Naturally, the results have varied. Some have built upon established legacies with potent new material (see: Dinosaur Jr., Mission of Burma, Superchunk), while others have been transparently opportunistic (see: Pavement). Many others have been content to simply relive the old songs for the sake of nostalgia. For all its outspoken self-determination and despite its hardcore origins, indie rock never claimed to burn fast and bright the way hardcore did. It carried none of the self-destruct mechanisms by which hardcore was defined.
Still, here we are in 2012, 30 years past hardcore’s salad days, and we’ve got a remarkably exhaustive list of reunited or reconfigured legacy hardcore bands. To name a few: 7 Seconds, Adolescents, Zero Boys, Negative Approach, Poison Idea, DYS, Dag Nasty, Scream, The Meatmen, Fang and Government Issue. Even Black Flag reprised its glory days with a few gigs in 2003. The Misfits have soldiered on, less than a shadow of their former selves, with bassist Jerry Only leading a rotating cast that has included Marky Ramone and Black Flag’s Dez Cadena. FEAR is re-recording its landmark The Album. Corrosion of Conformity, the most nostalgia-averse of the bunch, continues to chase new angles on its punk-metal hybrid.
But the most visible band currently playing hardcore is, without a doubt, OFF!, a legitimate supergroup helmed by original Black Flag and Circle Jerks vocalist Keith Morris. The new band also includes bassist Steven McDonald (of Redd Kross), drummer Mario Rubalcaba (of Rocket from the Crypt and Hot Snakes) and Dimitri Coats (of Burning Brides), who aid Morris in his faithful re-enactment of his landmark early-’80s work. The band is steadfast in its refusal to fix what isn’t broken.
It might be easier to shake Morris’ past associations, and accept OFF! as an earnest new chapter for the frontman, if he didn’t insist on bringing it up. “I’ve Got News For You,” from OFF!’s self-titled album addresses the unnamed-You characteristic of hardcore songwriting, but it’s clear he’s yelling at Greg Ginn. “You think yer the king of a scene that you created,” Morris sings. “I got news for you!” He continues, “You bet I’ve got something against you, too!,” referencing Black Flag’s Jealous Again, that band’s first album after Morris’ acrimonious departure. On “Cracked,” a song Morris has admitted was inspired by a failed Black Flag reunion in the early ‘00s, finds the singer once again confronting his former bandmate. At the beginning of his tirade he begs, “Are you kidding? We were playing too fast? Have you been smoking pot or is your head up your ass?” Near the end, he accuses: “Hardcore karaoke/ Retirement home.”

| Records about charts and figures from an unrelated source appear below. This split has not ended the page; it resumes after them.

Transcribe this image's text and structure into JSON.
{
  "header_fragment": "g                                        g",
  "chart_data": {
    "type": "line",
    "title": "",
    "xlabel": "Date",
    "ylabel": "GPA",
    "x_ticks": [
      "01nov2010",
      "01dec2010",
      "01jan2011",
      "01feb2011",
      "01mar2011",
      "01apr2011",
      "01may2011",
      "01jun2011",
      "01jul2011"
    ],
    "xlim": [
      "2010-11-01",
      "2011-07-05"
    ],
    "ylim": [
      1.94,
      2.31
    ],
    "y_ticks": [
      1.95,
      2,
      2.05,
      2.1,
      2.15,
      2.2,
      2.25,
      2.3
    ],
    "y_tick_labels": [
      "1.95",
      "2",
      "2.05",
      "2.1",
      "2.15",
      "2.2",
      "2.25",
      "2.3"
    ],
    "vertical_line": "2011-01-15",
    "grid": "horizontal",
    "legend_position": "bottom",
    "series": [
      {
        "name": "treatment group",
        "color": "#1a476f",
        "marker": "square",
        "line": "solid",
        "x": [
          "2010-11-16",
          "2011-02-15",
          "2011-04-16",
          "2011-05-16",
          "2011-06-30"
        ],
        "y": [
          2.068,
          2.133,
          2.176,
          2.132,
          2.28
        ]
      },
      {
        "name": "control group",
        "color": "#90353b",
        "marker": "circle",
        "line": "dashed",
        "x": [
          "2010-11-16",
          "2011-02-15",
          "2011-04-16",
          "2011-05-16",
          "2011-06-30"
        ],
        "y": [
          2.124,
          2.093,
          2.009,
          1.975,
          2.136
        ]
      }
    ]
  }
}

Is that the most prescient line the almost 58-year-old singer has penned recently? Negative Approach, the Detroit band supporting OFF! on tour right now, released its landmark debut EP in 1982. It was, and is, one of the most aggressive, intimidating entries in the hardcore canon. Napalm Death covered “Negative Approach” on its own landmark grindcore album, 1987’s Scum. How much of that volatility can be harnessed 30 years on? Singer John Brannon still possesses a visceral, terrifying growl, so I’m willing to take a chance and find out if NA’s still explosive. But can you bottle lightning twice?
Maybe the time is right. With a steady stream of culture- and class-war jingosim, persistent economic uncertainty, there’s a comparison to be made between 2012 and 1982, but why do we need 30-year-old bands to draw those conclusions for us?
OFF! plays Kings tonight, Sunday, Sept. 30, with Double Negative and Negative Approach.